I am using Lightroom version 4.2 (cloud subscription) and previously have exported copies of selected photos onto my iMac desktop before printing them out. 
Is there any way of printing photos directly from Lightroom?


----------



## Johan Elzenga (Apr 9, 2021)

No, there isn’t.


----------



## clee01l (Apr 10, 2021)

kreekineez said:


> I am using Lightroom version 4.2 (cloud subscription) and previously have exported copies of selected photos onto my iMac desktop before printing them out.
> Is there any way of printing photos directly from Lightroom?
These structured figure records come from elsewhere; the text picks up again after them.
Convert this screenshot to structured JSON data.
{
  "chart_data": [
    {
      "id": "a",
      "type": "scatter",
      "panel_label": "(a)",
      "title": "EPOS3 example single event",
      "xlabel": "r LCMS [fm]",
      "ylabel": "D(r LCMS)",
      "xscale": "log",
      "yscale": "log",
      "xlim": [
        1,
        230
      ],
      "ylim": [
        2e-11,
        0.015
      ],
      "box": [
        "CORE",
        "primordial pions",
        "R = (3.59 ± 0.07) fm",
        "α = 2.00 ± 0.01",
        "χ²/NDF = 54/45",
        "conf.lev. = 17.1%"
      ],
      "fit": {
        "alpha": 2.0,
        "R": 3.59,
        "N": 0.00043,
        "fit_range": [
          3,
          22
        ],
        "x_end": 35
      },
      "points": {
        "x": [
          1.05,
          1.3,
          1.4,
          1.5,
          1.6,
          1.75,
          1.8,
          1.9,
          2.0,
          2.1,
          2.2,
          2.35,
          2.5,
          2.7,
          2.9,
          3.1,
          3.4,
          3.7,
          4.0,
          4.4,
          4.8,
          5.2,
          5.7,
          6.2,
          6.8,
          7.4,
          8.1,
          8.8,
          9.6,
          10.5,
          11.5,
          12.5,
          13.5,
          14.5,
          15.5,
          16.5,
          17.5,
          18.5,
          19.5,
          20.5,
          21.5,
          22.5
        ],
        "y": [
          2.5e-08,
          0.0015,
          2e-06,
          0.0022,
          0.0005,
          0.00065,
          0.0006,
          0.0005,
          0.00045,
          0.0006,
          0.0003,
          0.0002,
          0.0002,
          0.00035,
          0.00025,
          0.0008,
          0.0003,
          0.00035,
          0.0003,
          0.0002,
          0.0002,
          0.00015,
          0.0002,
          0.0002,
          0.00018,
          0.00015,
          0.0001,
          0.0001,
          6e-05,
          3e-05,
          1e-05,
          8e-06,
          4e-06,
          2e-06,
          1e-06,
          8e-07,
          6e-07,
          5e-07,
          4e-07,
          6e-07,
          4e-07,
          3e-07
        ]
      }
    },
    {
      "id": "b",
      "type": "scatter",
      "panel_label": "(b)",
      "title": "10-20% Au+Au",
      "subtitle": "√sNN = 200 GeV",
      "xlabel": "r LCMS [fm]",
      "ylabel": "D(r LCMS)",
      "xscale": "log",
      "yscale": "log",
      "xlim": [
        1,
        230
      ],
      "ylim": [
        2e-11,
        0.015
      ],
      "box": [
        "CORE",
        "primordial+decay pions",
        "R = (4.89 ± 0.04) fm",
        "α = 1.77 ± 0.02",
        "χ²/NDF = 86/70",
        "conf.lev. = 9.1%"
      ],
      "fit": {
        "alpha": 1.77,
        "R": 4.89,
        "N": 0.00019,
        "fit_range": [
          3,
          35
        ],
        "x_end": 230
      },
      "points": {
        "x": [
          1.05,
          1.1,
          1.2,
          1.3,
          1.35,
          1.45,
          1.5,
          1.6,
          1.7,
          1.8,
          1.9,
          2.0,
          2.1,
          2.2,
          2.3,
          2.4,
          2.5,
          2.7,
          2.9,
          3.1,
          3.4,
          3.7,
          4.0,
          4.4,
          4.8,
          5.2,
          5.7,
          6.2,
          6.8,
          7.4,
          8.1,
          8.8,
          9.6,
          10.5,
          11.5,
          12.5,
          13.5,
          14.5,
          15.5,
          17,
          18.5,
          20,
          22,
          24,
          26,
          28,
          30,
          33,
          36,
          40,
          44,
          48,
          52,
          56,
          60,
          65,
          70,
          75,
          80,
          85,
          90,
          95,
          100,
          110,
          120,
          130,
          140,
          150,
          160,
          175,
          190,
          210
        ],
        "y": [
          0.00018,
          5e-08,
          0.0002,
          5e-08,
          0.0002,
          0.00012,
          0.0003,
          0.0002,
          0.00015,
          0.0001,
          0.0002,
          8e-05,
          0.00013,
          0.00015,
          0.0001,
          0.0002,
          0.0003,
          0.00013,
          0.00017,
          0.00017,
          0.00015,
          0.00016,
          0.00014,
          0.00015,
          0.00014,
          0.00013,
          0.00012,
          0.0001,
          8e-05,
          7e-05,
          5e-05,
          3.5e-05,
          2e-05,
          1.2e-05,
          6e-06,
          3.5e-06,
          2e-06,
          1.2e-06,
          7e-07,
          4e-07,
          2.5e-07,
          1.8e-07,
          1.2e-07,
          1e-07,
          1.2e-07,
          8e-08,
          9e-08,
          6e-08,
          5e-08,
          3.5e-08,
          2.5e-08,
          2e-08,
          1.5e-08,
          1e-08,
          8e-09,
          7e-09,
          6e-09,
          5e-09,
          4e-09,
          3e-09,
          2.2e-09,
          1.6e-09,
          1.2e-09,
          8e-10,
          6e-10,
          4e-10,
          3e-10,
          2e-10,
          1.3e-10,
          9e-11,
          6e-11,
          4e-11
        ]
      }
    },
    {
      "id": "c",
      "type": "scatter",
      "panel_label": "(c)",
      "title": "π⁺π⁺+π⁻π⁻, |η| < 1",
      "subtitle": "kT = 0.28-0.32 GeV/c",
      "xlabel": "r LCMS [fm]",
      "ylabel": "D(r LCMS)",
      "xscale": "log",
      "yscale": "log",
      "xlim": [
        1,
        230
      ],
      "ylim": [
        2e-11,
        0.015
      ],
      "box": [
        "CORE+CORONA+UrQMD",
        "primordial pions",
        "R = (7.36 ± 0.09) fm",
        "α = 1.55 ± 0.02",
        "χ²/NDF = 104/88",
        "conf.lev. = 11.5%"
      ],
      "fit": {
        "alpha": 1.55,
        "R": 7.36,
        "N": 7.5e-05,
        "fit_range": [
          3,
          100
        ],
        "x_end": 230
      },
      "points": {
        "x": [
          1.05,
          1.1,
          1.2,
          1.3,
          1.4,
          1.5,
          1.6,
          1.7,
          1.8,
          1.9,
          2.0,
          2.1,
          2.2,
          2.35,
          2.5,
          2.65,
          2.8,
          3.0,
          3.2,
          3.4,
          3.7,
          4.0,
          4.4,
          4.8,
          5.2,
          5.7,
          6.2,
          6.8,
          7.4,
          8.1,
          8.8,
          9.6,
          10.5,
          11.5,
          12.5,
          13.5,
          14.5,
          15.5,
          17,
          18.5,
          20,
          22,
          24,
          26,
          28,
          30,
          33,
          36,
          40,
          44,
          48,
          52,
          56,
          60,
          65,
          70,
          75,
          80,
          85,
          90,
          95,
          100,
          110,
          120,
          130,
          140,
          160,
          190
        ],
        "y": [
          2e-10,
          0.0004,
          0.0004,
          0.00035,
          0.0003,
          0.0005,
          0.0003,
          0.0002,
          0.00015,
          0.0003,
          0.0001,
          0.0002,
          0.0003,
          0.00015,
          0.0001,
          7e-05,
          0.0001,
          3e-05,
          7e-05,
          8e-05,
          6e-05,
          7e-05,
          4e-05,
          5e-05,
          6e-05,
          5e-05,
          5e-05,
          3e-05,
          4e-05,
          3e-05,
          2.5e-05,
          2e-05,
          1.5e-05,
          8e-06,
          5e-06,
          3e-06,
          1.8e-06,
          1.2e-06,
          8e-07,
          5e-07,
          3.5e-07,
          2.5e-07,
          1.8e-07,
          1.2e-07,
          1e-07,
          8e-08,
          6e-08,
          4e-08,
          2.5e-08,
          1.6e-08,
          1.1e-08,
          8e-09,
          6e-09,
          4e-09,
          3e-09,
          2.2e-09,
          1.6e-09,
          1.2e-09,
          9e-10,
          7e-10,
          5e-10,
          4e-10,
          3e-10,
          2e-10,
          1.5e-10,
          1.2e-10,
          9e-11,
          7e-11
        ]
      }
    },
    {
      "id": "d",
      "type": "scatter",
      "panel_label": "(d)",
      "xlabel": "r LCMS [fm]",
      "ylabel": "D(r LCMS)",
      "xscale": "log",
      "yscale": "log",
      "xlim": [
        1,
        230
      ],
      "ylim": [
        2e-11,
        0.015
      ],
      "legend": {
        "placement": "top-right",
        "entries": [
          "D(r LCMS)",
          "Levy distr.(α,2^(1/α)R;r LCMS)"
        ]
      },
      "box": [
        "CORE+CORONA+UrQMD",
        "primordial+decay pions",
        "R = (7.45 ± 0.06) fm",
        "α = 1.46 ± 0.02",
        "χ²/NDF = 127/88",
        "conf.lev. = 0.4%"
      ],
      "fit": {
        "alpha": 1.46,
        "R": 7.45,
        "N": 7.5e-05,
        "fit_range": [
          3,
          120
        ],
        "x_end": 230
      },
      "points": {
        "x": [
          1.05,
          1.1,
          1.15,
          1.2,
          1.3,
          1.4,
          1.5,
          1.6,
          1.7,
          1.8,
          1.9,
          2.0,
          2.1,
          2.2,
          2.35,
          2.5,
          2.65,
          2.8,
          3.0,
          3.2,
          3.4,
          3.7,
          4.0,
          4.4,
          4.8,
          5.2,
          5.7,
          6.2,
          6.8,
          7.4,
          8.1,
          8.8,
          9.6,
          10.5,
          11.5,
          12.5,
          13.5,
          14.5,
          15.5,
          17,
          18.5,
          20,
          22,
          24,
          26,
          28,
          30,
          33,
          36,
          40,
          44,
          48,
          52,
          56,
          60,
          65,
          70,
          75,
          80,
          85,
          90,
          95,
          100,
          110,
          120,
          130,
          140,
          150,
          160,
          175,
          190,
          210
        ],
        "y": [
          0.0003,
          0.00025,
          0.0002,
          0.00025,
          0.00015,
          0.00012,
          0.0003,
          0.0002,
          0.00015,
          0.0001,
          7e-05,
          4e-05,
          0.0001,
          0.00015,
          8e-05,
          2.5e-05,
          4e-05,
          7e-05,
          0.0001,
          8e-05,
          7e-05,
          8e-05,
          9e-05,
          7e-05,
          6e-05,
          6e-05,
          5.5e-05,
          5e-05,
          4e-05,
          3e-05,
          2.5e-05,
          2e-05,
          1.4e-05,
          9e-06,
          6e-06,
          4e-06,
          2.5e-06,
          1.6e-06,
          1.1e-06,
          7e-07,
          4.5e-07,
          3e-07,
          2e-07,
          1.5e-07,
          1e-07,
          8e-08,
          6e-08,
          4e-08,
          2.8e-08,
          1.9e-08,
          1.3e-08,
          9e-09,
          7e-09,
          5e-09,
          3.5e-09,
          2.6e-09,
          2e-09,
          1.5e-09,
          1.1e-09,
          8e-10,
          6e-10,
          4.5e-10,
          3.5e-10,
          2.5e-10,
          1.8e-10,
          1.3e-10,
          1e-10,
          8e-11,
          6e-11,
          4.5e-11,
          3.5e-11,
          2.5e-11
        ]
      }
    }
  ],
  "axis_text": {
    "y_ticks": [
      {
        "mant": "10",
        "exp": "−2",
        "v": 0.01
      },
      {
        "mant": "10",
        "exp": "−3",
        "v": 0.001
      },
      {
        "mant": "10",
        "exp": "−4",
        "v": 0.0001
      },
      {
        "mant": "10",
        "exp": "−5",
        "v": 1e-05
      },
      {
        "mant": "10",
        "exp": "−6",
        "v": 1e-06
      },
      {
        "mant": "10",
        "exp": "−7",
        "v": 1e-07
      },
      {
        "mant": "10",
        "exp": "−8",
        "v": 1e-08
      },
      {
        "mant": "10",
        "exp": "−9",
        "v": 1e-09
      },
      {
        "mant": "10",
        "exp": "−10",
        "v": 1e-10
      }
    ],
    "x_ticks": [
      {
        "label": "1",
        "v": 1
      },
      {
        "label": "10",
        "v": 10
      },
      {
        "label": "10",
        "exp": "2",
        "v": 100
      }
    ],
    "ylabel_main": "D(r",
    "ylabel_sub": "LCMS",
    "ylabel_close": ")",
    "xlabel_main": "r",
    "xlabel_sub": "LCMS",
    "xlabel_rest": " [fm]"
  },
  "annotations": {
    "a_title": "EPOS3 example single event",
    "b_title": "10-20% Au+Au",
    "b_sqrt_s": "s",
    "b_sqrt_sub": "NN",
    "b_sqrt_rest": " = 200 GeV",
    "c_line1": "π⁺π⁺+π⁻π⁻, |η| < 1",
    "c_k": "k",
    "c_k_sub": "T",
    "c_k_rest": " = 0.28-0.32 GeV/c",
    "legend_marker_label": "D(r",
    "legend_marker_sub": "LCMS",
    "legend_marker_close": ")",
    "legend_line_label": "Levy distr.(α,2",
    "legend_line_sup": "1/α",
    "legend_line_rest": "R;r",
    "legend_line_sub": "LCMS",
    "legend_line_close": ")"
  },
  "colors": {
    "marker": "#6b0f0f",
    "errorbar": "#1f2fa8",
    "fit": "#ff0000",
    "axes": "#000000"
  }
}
Yes, but you probably won't like it.  Lightroom Classic invokes the Print Module and creates a temporary file in working storage.  It is this file that gets sent to the printer.   This temporary file gets deleted automatically when you exit Lightroom Classic
In Lightroom on the Mac, you can export a file with all of your Lightroom adjustments built in.  You can print this derivative file using a photo printing app.   Lightroom Classic is at this point just another photo printing app.  Your printer probably came with a dedicated printing app.  There are other apps that bring photo quality images.  The Photos app that came with your MacOS, Photoshop, and one that I haven't tried Qimage One.  
After printing, you can delete the derivative file just as LrC would have done.


----------